I believe that DRM protects large corporates from innocent consumers and that there are better ways to enforce copyright where necessary (for many books I believe that obscurity is a greater enemy than piracy).
But in the last few months I fear that discussions about DRM have become part of a negative cycle of debate that is even more damaging than the very existence of DRM; such debates reached fever pitch in the last week. The oft-cited argument was reiterated in an article by James Bridle in this week’s Guardian, and goes something like this: publishers’ insistence on DRM has created “walled gardens” in which protected files have allowed retailers to retain customers on a long-term basis, and this in turn has led to the dominance of a small number of e-book retailers, which are a threat to the industry. Let’s address the issues with this argument:
* It’s quite possible that consumers have stuck with their favoured retailers because of device quality, price and availability and/or the frictionless purchase experience on offer. Most e-book consumers are unaware of DRM thanks to the way devices are configured, and don’t care either way so long as their current device manufacturer keeps giving them ways to read which work satisfactorily. Anyway, given that the relative market shares of retailers are where they are, it’s almost academic at this stage.
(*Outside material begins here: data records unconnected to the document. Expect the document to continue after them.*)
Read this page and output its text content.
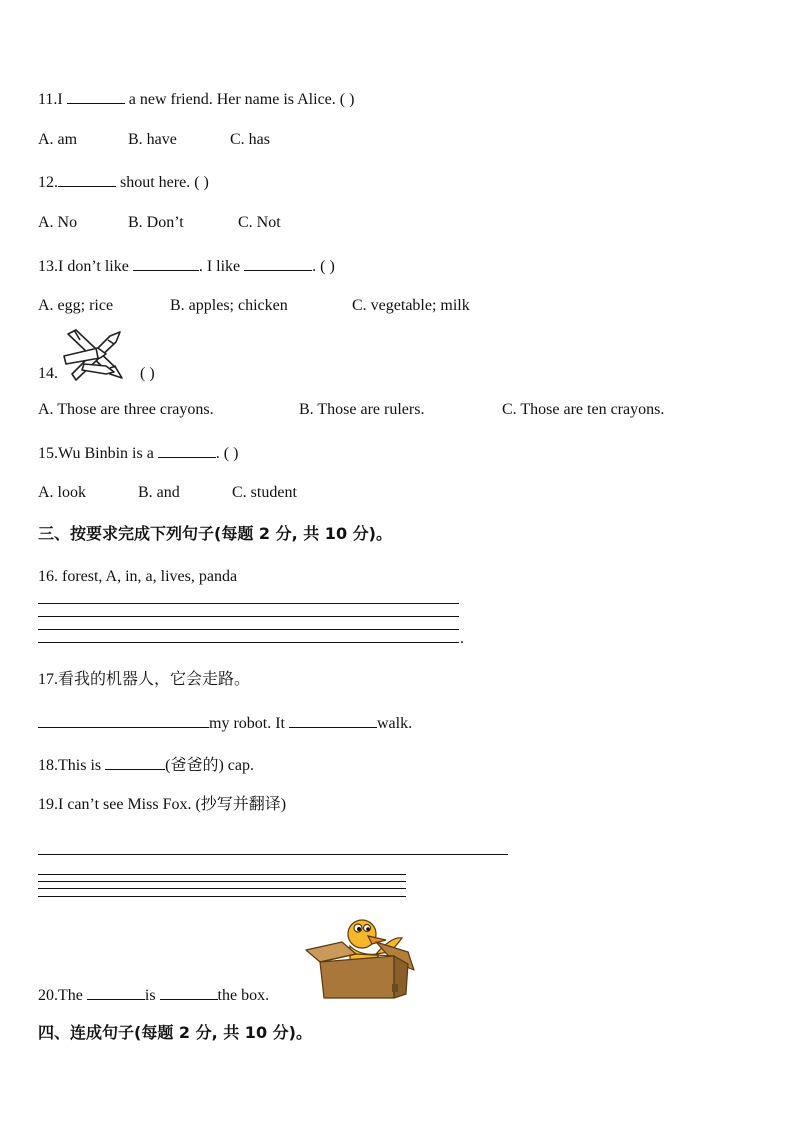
11.I	a new friend. Her name is Alice. ( )
A. am	B. have	C. has
12.	shout here. ( )
A. No	B. Don’t	C. Not
13.I don’t like	. I like	. ( )
A. egg; rice	B. apples; chicken	C. vegetable; milk
14.	( )
A. Those are three crayons.	B. Those are rulers.	C. Those are ten crayons.
15.Wu Binbin is a	. ( )
A. look	B. and	C. student
三、按要求完成下列句子(每题 2 分, 共 10 分)。
16. forest, A, in, a, lives, panda
.
17.看我的机器人，它会走路。
my robot. It	walk.
18.This is	(爸爸的) cap.
19.I can’t see Miss Fox. (抄写并翻译)
20.The	is	the box.
四、连成句子(每题 2 分, 共 10 分)。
* The argument that major e-book retailers are a threat is very unhelpful. They are another part of the landscape, just like high street chains, supermarkets and wholesalers, and will use the same competitive tactics as any large player in the supply chain.
Additionally, publishing is not the only industry in which there are dominant online intermediaries. As Baldur Bjarnason said in a recent FutureBook post, “[Amazon] wages that price war on all fronts, in all industries, and in every product category. What people are demanding is for Amazon to treat publishing as a special snowflake.”
* Most importantly, the very fact that there is regular vocalising of concern for “the industry” is doing publishers a great disservice. Nobody cares about publishers or the publishing industry per se—readers care about finding consistently high-quality books to read, in whatever format they want them, via whatever retailer they want to visit, at a price which makes sense. This is what we do well day-in, day-out, and it’s what we should be talking about—not what we are as an “industry”, not who is coming to gobble us up, not protecting our books from the naughty pirates. We ought to be talking about what we do well .
We have more opportunities than ever to talk to readers, and it’s essential that we use these to promote the value we add. Defending (or attacking) DRM doesn’t add value, and nor does criticising retailers to whom many readers are loyal. No industry, or company, is owed its existence; it’s a dog-eat-dog world and we need to compete our way to survival and start sharing success stories with the outside world every day.